Kamis, 06 Juni 2013

Damai Lampung Ku

Menelisik pecahnya konflik horisontal di Lampung akhir - akhir ini sangat memprihatinkan kita semua.Apalagi konflik etnis hanya di sebabkan kesalah pahaman belaka.Bukan persoalan prinsip.Sehingga, sangat mengganggu hubungan antar kekerabatan serta persaudaraan beda suku dan agama dalam koridor NKRI.

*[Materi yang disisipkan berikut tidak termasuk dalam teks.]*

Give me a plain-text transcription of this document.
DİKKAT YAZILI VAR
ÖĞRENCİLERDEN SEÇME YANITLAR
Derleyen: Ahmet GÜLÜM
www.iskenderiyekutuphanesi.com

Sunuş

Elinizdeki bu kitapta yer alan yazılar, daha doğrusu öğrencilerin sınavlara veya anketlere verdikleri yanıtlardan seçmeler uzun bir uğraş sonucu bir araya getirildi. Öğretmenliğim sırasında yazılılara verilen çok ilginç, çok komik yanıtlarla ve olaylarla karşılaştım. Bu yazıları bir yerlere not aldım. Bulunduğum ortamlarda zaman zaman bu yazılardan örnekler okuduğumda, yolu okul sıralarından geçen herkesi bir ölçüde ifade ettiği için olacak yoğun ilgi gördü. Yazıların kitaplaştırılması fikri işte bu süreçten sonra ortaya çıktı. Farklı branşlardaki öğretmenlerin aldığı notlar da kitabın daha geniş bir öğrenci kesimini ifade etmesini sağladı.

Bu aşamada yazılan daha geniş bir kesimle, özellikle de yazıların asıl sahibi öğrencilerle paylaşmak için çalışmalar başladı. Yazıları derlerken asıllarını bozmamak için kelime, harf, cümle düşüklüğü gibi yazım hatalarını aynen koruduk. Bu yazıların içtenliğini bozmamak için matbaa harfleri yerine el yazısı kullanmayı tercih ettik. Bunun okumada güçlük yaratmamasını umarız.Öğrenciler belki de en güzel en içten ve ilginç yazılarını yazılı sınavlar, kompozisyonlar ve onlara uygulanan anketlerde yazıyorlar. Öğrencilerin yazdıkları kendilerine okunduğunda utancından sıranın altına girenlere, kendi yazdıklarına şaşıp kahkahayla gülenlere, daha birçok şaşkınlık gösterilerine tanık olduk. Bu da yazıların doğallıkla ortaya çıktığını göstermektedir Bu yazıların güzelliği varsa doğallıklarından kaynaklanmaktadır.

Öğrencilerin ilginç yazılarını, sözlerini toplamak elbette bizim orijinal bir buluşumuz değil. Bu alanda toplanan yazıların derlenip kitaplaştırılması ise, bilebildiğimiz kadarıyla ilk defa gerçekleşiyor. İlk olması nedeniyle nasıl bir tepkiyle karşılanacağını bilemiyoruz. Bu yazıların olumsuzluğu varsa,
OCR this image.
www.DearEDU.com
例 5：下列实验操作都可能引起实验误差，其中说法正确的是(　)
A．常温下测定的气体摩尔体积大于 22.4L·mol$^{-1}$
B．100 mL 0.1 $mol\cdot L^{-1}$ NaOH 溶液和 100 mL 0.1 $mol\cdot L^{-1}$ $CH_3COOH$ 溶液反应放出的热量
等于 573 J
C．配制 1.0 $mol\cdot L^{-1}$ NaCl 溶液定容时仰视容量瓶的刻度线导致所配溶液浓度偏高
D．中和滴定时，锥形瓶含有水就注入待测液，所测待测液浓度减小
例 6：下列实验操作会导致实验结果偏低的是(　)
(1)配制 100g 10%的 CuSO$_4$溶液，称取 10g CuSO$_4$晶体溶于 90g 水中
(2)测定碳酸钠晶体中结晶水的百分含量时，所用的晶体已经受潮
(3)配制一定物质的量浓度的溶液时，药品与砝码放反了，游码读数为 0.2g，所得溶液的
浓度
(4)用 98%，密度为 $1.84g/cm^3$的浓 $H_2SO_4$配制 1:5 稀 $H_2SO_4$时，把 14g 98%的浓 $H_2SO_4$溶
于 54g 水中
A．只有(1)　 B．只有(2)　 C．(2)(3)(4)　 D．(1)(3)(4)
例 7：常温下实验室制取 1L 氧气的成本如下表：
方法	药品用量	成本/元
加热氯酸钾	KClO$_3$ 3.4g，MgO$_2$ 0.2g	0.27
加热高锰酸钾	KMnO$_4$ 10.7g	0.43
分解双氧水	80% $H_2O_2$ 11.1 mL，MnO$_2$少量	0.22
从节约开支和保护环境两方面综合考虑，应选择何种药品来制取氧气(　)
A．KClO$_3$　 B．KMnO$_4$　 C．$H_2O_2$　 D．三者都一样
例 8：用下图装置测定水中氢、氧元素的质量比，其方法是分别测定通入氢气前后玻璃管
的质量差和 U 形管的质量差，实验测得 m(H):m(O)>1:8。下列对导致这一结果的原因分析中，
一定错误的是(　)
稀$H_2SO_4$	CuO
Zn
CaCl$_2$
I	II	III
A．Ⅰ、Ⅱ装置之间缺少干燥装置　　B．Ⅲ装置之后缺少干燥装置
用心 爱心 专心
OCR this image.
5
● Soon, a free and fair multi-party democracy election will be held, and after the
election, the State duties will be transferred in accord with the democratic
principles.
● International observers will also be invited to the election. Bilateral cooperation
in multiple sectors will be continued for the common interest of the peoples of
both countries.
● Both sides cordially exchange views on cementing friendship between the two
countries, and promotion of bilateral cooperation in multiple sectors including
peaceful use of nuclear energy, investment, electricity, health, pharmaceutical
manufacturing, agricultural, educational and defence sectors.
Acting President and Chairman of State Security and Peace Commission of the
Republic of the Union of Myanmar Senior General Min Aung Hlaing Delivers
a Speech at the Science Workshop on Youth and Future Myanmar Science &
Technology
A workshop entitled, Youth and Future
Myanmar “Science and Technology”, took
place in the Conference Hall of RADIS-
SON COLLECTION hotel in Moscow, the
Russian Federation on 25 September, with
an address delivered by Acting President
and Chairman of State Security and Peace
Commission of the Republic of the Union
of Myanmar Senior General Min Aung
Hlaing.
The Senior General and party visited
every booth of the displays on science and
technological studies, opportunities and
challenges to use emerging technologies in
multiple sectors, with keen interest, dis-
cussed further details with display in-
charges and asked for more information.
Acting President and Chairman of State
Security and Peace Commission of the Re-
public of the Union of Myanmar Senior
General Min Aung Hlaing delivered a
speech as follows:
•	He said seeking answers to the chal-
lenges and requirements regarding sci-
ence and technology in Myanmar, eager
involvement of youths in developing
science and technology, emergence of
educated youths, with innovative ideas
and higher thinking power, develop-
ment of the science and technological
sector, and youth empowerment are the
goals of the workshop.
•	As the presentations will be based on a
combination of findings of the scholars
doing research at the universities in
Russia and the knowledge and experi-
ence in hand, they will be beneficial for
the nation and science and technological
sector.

Kita semua sepakat apapun suku dan agama, baik asli maupun pendatang,mengaku sebagai warga Lampung.Apa lagi kita hidup berkeluarga.Dan, membangun bumi ladang dengan segala pengorbanan kita untuk sebuah kesejahteraan juga kemakmuran bersama.Namun, jerih payah kita sebagai masyarakat Lampung bersatu janganlah sampai ternodai oleh perbedaan antar masyarakat dan suku yang menjadi pemicu maupun pemantik dendam kusumat di antara anak bangsa.
Sebagai masyarakat Lampung, harus memahami budaya Lampung yang terdiri dua jurai.
  1. Pepadun
  2. Seibatin/Pesisir.
Dialek Pepadun adalah Nyo (apa) sedangkan dialek Seibatin yakni Api (apa).
Lampung mengandung keunikan, mesti memiliki bahasa daerah sendiri.Bahasa yang digunakan terutama dikota - kota tidak lagi menggunakan bahasa Lampung, melainkan Indonesia.Bahkan di kampung - kampung tertentu masyarakat suku asli Lampung sangat pasih dengan bahsa suku pendatang khususnya jawa.Ini membuktikan bahwa suku Lampung dapat menerima saudara - saudaranya dari suku lain,luar Lampung(akulturasi),dan dapat hidup bersama berdampingan secara damai dalam bermasyarakat.Hal ini sesuai dengan salah satu falsafah Lampung "Nemui Nyimah"(menghormati tamu dan ramah).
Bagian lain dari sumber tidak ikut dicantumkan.